Le capitaine obtempère et ramène le vaisseau à Liverpool. Une semaine plus tard le voilà reparti. Certains migrants n’ont pas voulu remonter dans l’embarcation l’estimant peu fiable. Ils ont bien vite été remplacés par d’autres malheureux prêts à tout pour fuir la misère.

Quelques jours après ce nouveau départ même scénario : gros coup de vent, mâts fragilisés et les passagers qui demandent à revenir. Que nenni : le captain Mason entend bien cette fois enfin emmener sa cargaison au Québec !

Pourtant  rapidement la situation s’envenime, le capitaine se rend à l’évidence et rebrousse chemin pour l’Irlande.
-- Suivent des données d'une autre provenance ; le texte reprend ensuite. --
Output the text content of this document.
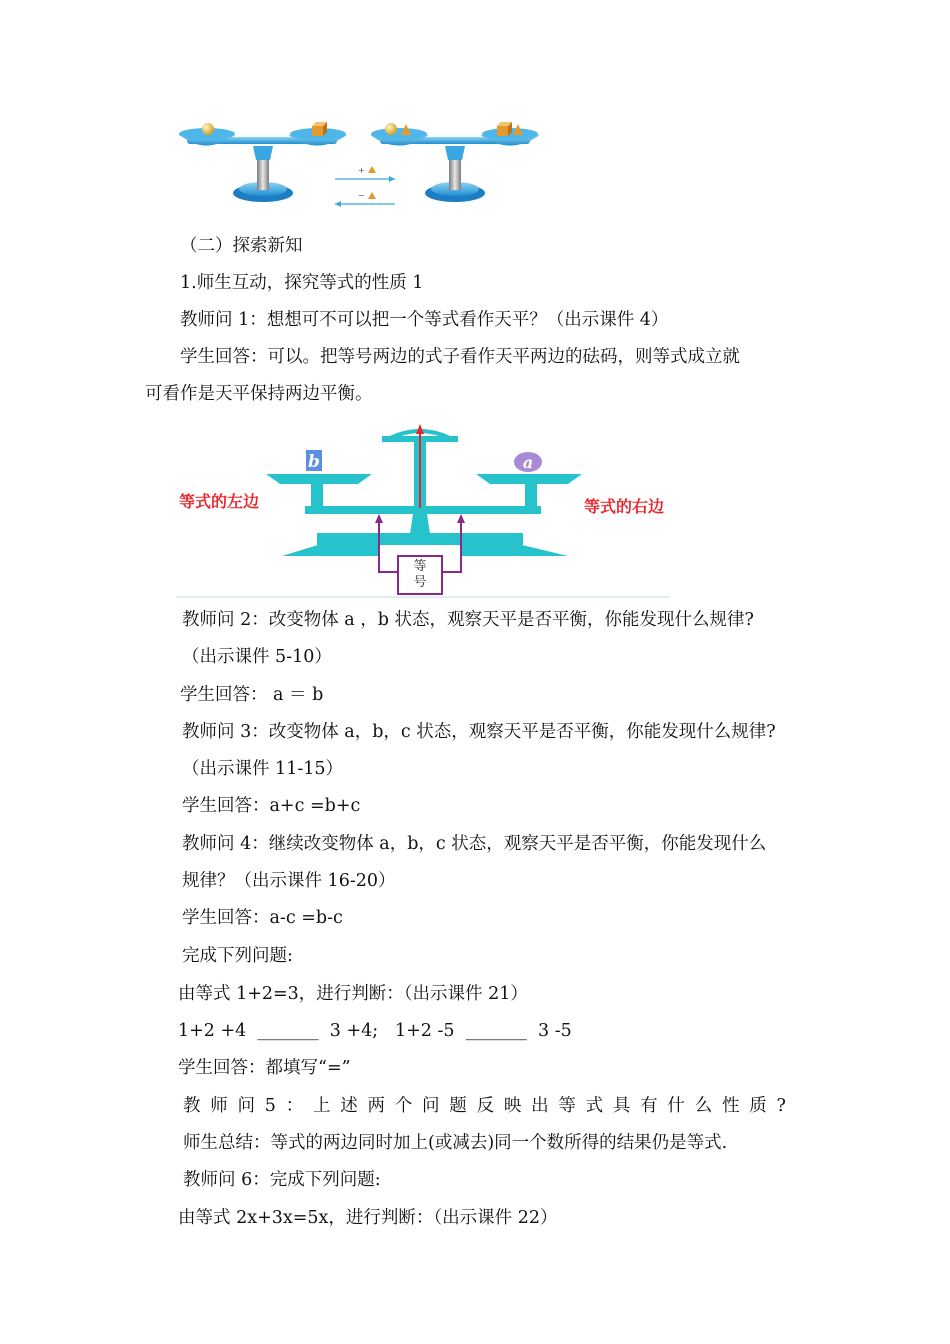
+
−
（二）探索新知
1.师生互动，探究等式的性质 1
教师问 1：想想可不可以把一个等式看作天平？（出示课件 4）
学生回答：可以。把等号两边的式子看作天平两边的砝码，则等式成立就
可看作是天平保持两边平衡。
b	a
等式的左边	等式的右边
等
号
等号
教师问 2：改变物体 a ，b 状态，观察天平是否平衡，你能发现什么规律?
（出示课件 5-10）
学生回答： a ＝ b
教师问 3：改变物体 a，b，c 状态，观察天平是否平衡，你能发现什么规律?
（出示课件 11-15）
学生回答：a+c =b+c
教师问 4：继续改变物体 a，b，c 状态，观察天平是否平衡，你能发现什么
规律？（出示课件 16-20）
学生回答：a-c =b-c
完成下列问题:
由等式 1+2=3，进行判断：（出示课件 21）
1+2 +4  _______  3 +4; 1+2 -5  _______  3 -5
学生回答：都填写“=”
教 师 问 5 ： 上 述 两 个 问 题 反 映 出 等 式 具 有 什 么 性 质 ?
师生总结：等式的两边同时加上(或减去)同一个数所得的结果仍是等式.
教师问 6：完成下列问题:
由等式 2x+3x=5x，进行判断：（出示课件 22）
Il est trop tard hélas, le bateau se casse en trois vers minuit à l’entrée de Bàgh Siar sur l’ile de Vatersay.

Sur cette petite île (isolée de tout à l’époque) vivent 64 personnes pauvres dans des blackhouses.  Elles découvrent l’ampleur du désastre le matin du 29 septembre 1853 et organisent rapidement les secours.
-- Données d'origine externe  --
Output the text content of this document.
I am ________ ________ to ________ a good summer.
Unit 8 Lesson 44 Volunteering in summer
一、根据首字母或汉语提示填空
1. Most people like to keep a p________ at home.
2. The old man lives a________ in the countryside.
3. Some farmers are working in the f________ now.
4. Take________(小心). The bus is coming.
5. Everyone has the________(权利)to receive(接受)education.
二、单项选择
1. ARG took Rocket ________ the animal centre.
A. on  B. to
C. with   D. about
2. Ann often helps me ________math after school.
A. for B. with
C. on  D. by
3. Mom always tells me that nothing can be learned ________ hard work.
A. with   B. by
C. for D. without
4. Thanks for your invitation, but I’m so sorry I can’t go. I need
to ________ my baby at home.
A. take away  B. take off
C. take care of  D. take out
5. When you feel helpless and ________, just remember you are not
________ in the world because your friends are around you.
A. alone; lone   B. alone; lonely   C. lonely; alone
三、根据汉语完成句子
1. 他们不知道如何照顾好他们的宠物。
Il y avait 450 personnes à bord, presque 350 furent portées disparues. Il leur faut accueillir 102 survivants (dont le captain Mason), les  loger, les réchauffer, les nourrir, sans savoir comment les évacuer alors que les habitants eux-mêmes n’ont grand chose à se mettre sous la dent…

200 cadavres au moins sont rejetés par la mer. Le cimetière est trop petit pour les accueillir. Faute de mieux ils seront enterrés en urgence sans sépulture ni emplacement précis dans les dunes juste derrière la plage. 160 ans plus tard, à cause de l’érosion, certains craignent de les voir réapparaître.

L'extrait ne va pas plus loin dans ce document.